ISLAMABAD: The Financial Action Task Force (FATF) has decided to keep Pakistan in the grey list for four more months for its insufficient ability to curb money laundering and terror financing, said a statement issued by the Finance Division after a review meeting in Paris.
“FATF members agreed to maintain Pakistan’s status on FATF’s Compliance Document, normally referred [to] as the Grey List,” the FATF press release said and “strongly urged” Pakistan to “swiftly complete” its full action plan by June 2020.
“Otherwise, should significant and sustainable progress especially in prosecuting and penalising TF (terror financing) not be made by the next Plenary, the FATF will take action,” it added. It said such action could include calling on its members to order their financial institutions to give particularly rigorous attention to business relations and transactions with Pakistani clients.
The anti-terror financing watchdog will take up Islamabad’s case in June again to decide whether the country complied with its objective to evade the grey list.
According to the Finance Division, Pakistan made “significant progress” in the implementation of the 27-point FATF Action Plan during its last review, which was demonstrated by the completion of nine additional action items.
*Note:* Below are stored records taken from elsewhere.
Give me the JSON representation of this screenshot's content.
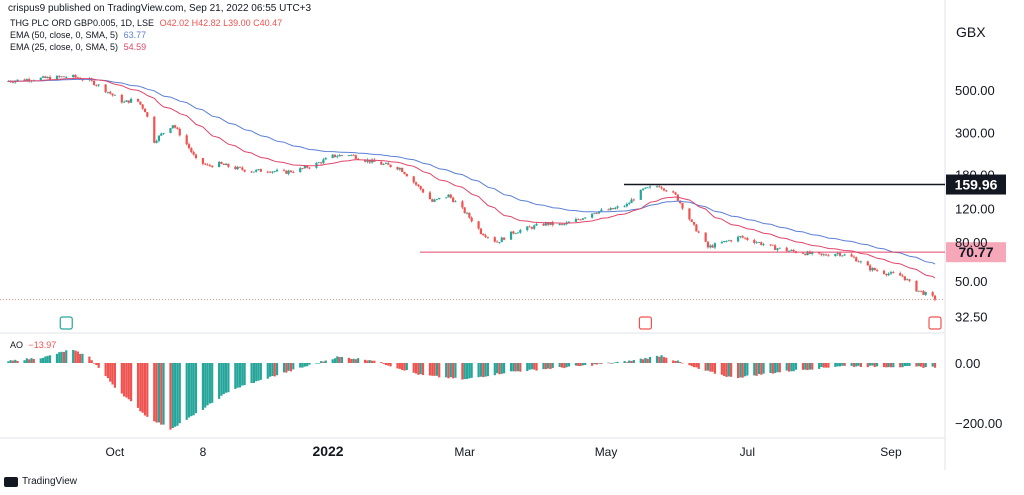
{
  "header": {
    "publisher": "crispus9 published on TradingView.com, Sep 21, 2022 06:55 UTC+3"
  },
  "legend": {
    "symbol": "THG PLC ORD GBP0.005, 1D, LSE",
    "ohlc": "O42.02 H42.82 L39.00 C40.47",
    "ema50_label": "EMA (50, close, 0, SMA, 5)",
    "ema50_value": "63.77",
    "ema25_label": "EMA (25, close, 0, SMA, 5)",
    "ema25_value": "54.59",
    "ao_label": "AO",
    "ao_value": "−13.97"
  },
  "footer": {
    "brand": "TradingView"
  },
  "colors": {
    "up": "#26a69a",
    "down": "#ef5350",
    "ema50": "#5b7fd6",
    "ema25": "#e0466a",
    "hline_resist": "#131722",
    "hline_support": "#e0466a"
  },
  "chart_data": [
    {
      "type": "candlestick",
      "title": "",
      "ylabel": "GBX",
      "y_scale": "log",
      "ylim": [
        30,
        900
      ],
      "y_ticks": [
        "500.00",
        "300.00",
        "180.00",
        "120.00",
        "80.00",
        "50.00",
        "32.50"
      ],
      "x_ticks": [
        "Oct",
        "8",
        "2022",
        "Mar",
        "May",
        "Jul",
        "Sep"
      ],
      "levels": [
        {
          "label": "159.96",
          "value": 159.96,
          "color": "#131722"
        },
        {
          "label": "70.77",
          "value": 70.77,
          "color": "#e0466a"
        }
      ],
      "close_series": [
        [
          "2021-08-15",
          555
        ],
        [
          "2021-08-25",
          570
        ],
        [
          "2021-09-05",
          580
        ],
        [
          "2021-09-12",
          590
        ],
        [
          "2021-09-20",
          560
        ],
        [
          "2021-09-25",
          520
        ],
        [
          "2021-09-30",
          470
        ],
        [
          "2021-10-05",
          430
        ],
        [
          "2021-10-10",
          450
        ],
        [
          "2021-10-14",
          390
        ],
        [
          "2021-10-18",
          270
        ],
        [
          "2021-10-22",
          300
        ],
        [
          "2021-10-26",
          330
        ],
        [
          "2021-11-01",
          260
        ],
        [
          "2021-11-05",
          215
        ],
        [
          "2021-11-10",
          200
        ],
        [
          "2021-11-15",
          205
        ],
        [
          "2021-11-22",
          195
        ],
        [
          "2021-11-29",
          188
        ],
        [
          "2021-12-06",
          190
        ],
        [
          "2021-12-13",
          185
        ],
        [
          "2021-12-20",
          192
        ],
        [
          "2021-12-27",
          205
        ],
        [
          "2022-01-03",
          225
        ],
        [
          "2022-01-10",
          230
        ],
        [
          "2022-01-17",
          215
        ],
        [
          "2022-01-24",
          205
        ],
        [
          "2022-02-01",
          195
        ],
        [
          "2022-02-08",
          160
        ],
        [
          "2022-02-15",
          130
        ],
        [
          "2022-02-22",
          140
        ],
        [
          "2022-03-01",
          115
        ],
        [
          "2022-03-08",
          90
        ],
        [
          "2022-03-15",
          80
        ],
        [
          "2022-03-22",
          90
        ],
        [
          "2022-03-29",
          95
        ],
        [
          "2022-04-05",
          100
        ],
        [
          "2022-04-12",
          98
        ],
        [
          "2022-04-19",
          105
        ],
        [
          "2022-04-26",
          115
        ],
        [
          "2022-05-03",
          118
        ],
        [
          "2022-05-10",
          125
        ],
        [
          "2022-05-17",
          150
        ],
        [
          "2022-05-24",
          158
        ],
        [
          "2022-05-31",
          140
        ],
        [
          "2022-06-07",
          100
        ],
        [
          "2022-06-14",
          75
        ],
        [
          "2022-06-21",
          80
        ],
        [
          "2022-06-28",
          85
        ],
        [
          "2022-07-05",
          80
        ],
        [
          "2022-07-12",
          75
        ],
        [
          "2022-07-19",
          72
        ],
        [
          "2022-07-26",
          70
        ],
        [
          "2022-08-02",
          68
        ],
        [
          "2022-08-09",
          70
        ],
        [
          "2022-08-16",
          66
        ],
        [
          "2022-08-23",
          58
        ],
        [
          "2022-08-30",
          55
        ],
        [
          "2022-09-06",
          53
        ],
        [
          "2022-09-12",
          45
        ],
        [
          "2022-09-20",
          40.47
        ]
      ]
    },
    {
      "type": "bar",
      "title": "",
      "ylabel": "",
      "name": "AO",
      "y_ticks": [
        "0.00",
        "−200.00"
      ],
      "ylim": [
        -230,
        60
      ],
      "ao_shape": [
        [
          "2021-08-15",
          5
        ],
        [
          "2021-09-01",
          20
        ],
        [
          "2021-09-12",
          45
        ],
        [
          "2021-09-20",
          20
        ],
        [
          "2021-10-01",
          -80
        ],
        [
          "2021-10-15",
          -180
        ],
        [
          "2021-10-25",
          -220
        ],
        [
          "2021-11-05",
          -170
        ],
        [
          "2021-11-20",
          -90
        ],
        [
          "2021-12-10",
          -40
        ],
        [
          "2022-01-05",
          20
        ],
        [
          "2022-01-20",
          10
        ],
        [
          "2022-02-10",
          -40
        ],
        [
          "2022-03-01",
          -55
        ],
        [
          "2022-03-20",
          -30
        ],
        [
          "2022-04-20",
          -10
        ],
        [
          "2022-05-10",
          5
        ],
        [
          "2022-05-25",
          25
        ],
        [
          "2022-06-10",
          -20
        ],
        [
          "2022-06-25",
          -50
        ],
        [
          "2022-07-15",
          -30
        ],
        [
          "2022-08-10",
          -10
        ],
        [
          "2022-09-20",
          -13.97
        ]
      ]
    }
  ]
}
“FATF reviewed the progress made by Pakistan towards the implementation of the Action Plan. While acknowledging the steps taken by Pakistan towards the implementation of [the plan] and welcoming its high-level political commitment, FATF highlighted the need for further actions for completing the Action Plan by June 2020,” the handout said.
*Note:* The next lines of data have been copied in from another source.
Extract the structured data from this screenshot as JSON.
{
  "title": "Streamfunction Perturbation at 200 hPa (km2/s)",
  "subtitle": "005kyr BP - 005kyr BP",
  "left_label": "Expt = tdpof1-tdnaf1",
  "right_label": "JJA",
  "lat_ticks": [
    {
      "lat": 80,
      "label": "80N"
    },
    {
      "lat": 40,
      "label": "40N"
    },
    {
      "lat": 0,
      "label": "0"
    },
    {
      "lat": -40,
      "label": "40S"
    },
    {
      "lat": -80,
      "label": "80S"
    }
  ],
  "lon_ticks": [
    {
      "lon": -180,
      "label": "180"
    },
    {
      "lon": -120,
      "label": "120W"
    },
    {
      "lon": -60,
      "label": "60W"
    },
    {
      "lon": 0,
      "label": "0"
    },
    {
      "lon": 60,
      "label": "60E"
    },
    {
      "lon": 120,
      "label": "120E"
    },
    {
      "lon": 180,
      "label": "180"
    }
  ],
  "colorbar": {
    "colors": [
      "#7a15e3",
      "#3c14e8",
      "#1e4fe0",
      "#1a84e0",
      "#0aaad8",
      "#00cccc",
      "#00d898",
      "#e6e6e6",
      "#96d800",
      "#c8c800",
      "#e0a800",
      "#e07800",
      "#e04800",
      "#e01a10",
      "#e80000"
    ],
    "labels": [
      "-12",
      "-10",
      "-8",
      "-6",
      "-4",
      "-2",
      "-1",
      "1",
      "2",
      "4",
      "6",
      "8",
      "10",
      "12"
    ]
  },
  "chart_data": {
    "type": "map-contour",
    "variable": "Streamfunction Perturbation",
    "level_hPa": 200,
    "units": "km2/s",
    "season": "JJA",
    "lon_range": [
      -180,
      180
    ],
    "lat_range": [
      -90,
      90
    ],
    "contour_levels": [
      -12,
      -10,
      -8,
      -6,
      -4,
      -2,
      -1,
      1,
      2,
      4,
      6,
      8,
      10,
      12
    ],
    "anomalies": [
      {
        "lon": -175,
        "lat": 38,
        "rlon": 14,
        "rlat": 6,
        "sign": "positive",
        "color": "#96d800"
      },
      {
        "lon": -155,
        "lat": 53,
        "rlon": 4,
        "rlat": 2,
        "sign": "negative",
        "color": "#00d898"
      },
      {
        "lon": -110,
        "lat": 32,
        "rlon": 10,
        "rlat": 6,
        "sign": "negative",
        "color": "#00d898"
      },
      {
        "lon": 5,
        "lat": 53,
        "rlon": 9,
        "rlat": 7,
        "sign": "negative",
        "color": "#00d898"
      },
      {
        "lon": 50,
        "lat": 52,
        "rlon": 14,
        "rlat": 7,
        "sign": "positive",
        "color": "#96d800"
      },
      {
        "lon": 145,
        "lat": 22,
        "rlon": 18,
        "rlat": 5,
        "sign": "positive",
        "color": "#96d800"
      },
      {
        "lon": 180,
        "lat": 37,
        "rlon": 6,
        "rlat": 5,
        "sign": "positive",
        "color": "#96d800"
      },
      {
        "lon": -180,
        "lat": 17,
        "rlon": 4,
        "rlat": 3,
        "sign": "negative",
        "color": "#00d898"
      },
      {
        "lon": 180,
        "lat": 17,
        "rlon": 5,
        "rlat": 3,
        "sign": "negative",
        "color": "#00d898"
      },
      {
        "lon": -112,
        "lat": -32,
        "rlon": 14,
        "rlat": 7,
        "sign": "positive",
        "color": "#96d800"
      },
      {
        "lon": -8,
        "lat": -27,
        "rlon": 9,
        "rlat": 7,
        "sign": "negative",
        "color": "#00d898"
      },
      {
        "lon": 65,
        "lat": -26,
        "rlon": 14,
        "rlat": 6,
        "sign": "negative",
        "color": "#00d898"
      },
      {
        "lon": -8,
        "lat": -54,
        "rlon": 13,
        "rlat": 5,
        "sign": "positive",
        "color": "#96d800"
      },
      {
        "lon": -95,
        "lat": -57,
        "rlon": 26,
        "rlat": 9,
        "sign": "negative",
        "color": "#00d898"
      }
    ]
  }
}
It emphasised that the government “stands committed for taking all necessary action” in order to complete the remaining items in the action plan and that a strategy in this regard has been formulated and is being implemented.
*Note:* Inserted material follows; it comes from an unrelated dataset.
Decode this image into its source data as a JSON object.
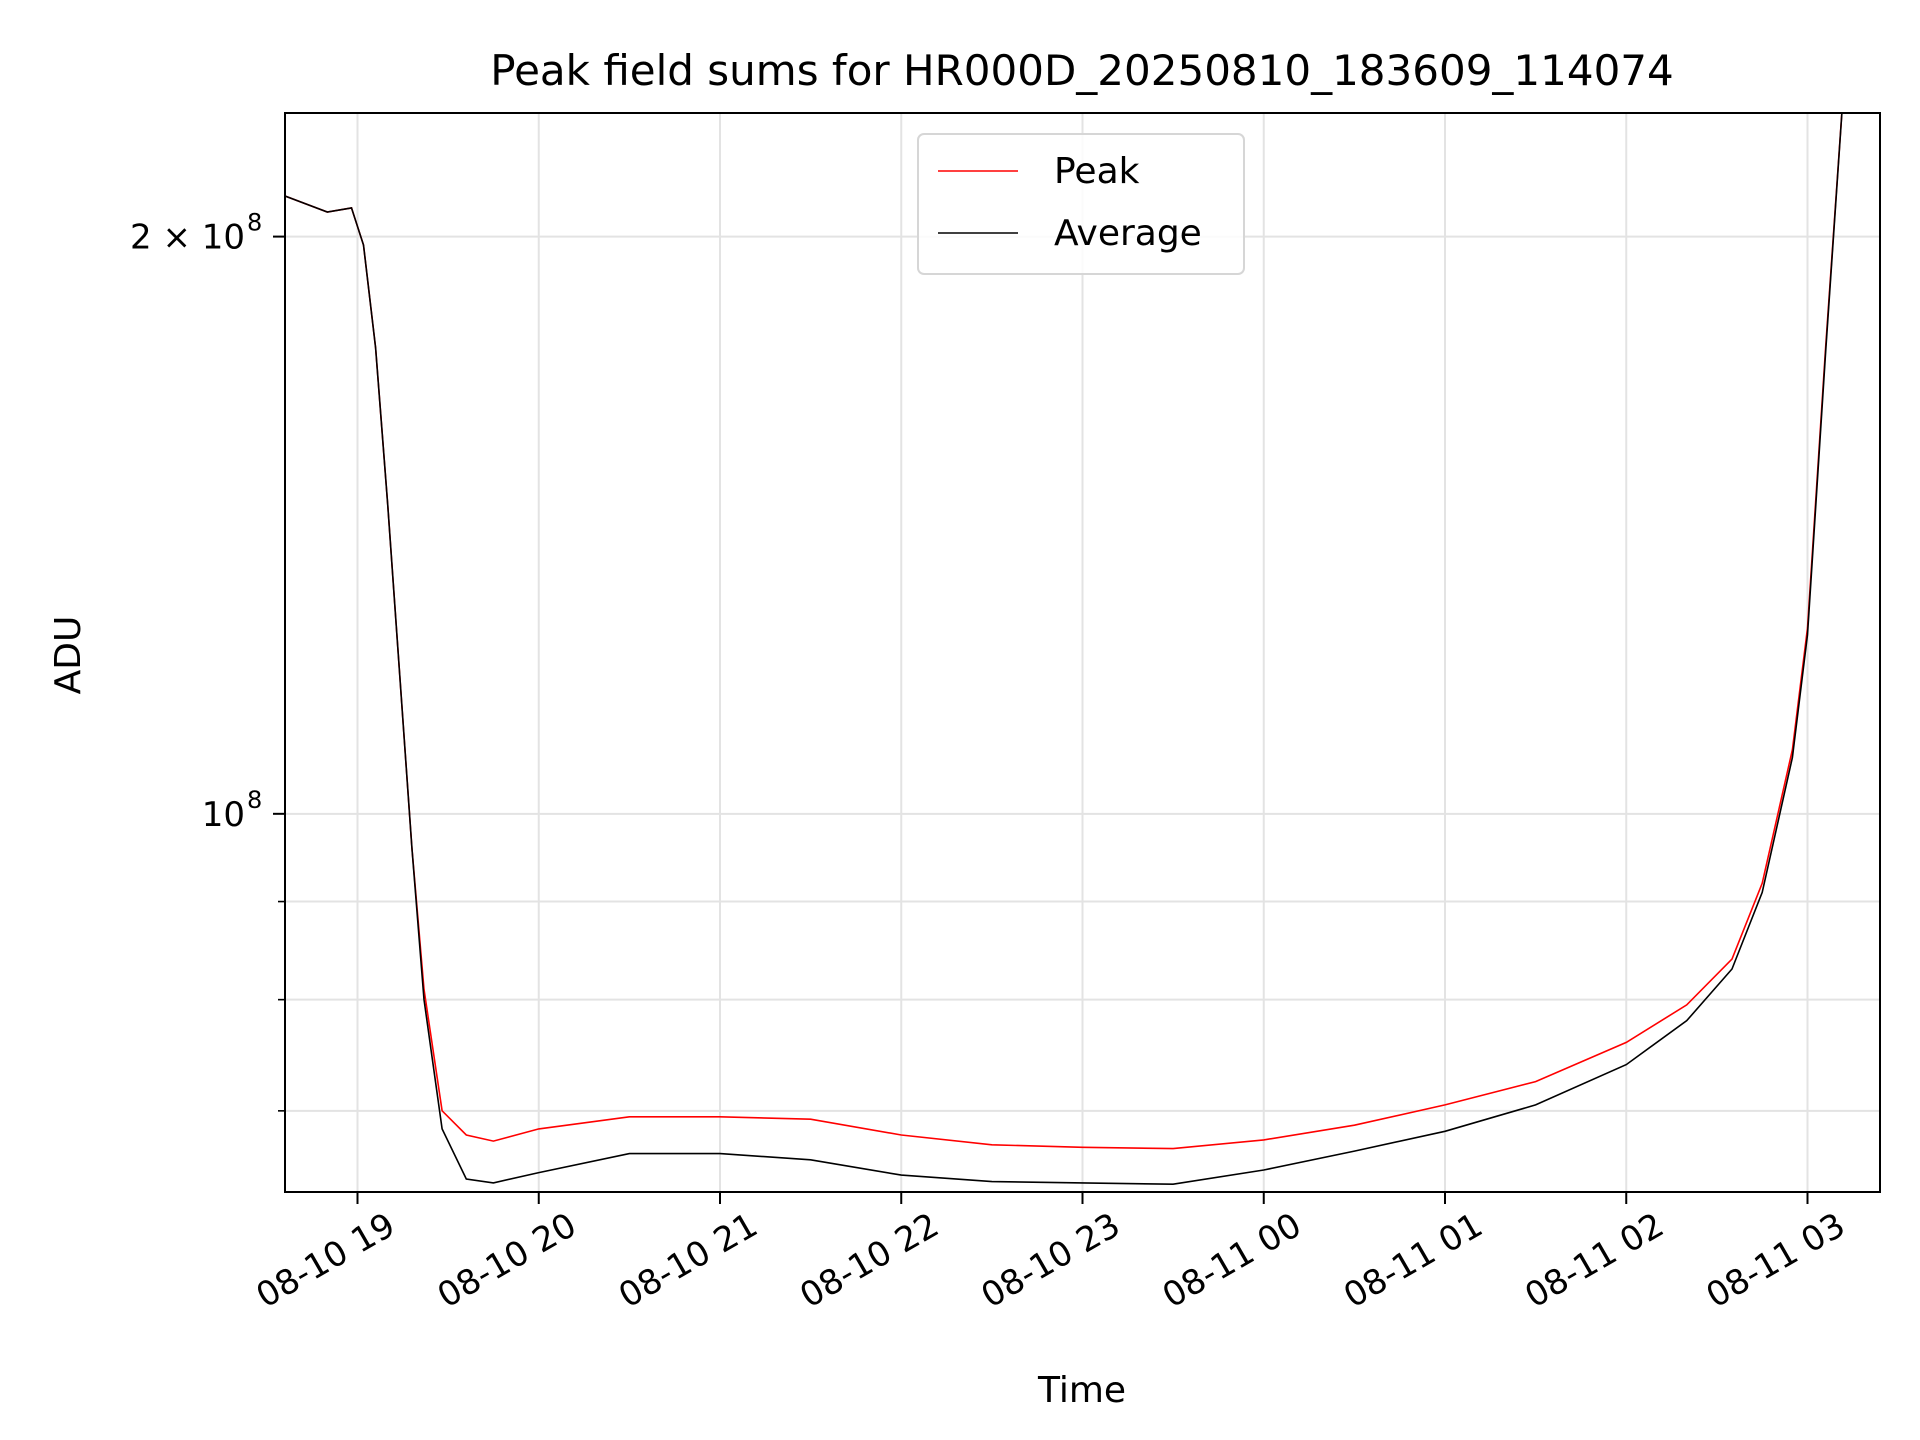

On the other hand, FATF stated that Pakistan made a high-level political commitment in June 2018, to work with the FATF and APG to strengthen its AML/CFT regime and to address its strategic counter-terrorist financing-related deficiencies. Pakistan’s political commitment has led to progress in a number of areas in its action plan, including risk-based supervision and pursuing domestic and international cooperation to identify cash couriers, it added.
The Paris-based watchdog in its statement stated that Pakistan should continue to work on implementing its action plan to address its strategic deficiencies, including demonstrating that remedial actions and sanctions are applied in cases of AML/CFT violations, relating to TF risk management and TFS obligations, in addition to this, demonstrating that competent authorities are cooperating and taking action to identify and take enforcement action against illegal money or value transfer services (MVTS), furthermore, demonstrating the implementation of cross-border currency and BNI controls at all ports of entry, including applying effective, proportionate and dissuasive sanctions, demonstrating that law enforcement agencies (LEAs) are identifying and investigating the widest range of TF activity and that TF investigations and prosecutions target designated persons and entities, and those acting on behalf or at the direction of the designated persons or entities, demonstrating that TF prosecutions result in effective, proportionate and dissuasive sanctions (6) demonstrating effective implementation of targeted financial sanctions (supported by a comprehensive legal obligation) against all 1267 and 1373 designated terrorists and those acting for or on their behalf, including preventing the raising and moving of funds, identifying and freezing assets (movable and immovable), and prohibiting access to funds and financial services.
The FATF also asks the authorities to demonstrate enforcement against TFS violations including administrative and criminal penalties and provincial and federal authorities cooperating on enforcement cases and demonstrating that facilities and services owned or controlled by designated person are deprived of their resources and the usage of the resources.
Pakistan was placed on the FATF grey list in June 2018 and was given a plan of action to complete it by October 2019 or face the risk of being placed on the blacklist along with Iran and North Korea.
In October 2019, the FATF decided to keep Pakistan on its grey list till February, giving it time to implement a 27-point action plan.
The task force directed Islamabad to take more measures for the complete elimination of terror financing and money laundering while expressing serious concerns over the lack of progress in addressing terror financing risks.
The FATF met again in January this year in Beijing where Pakistan provided a list of actions taken to implement the action plan.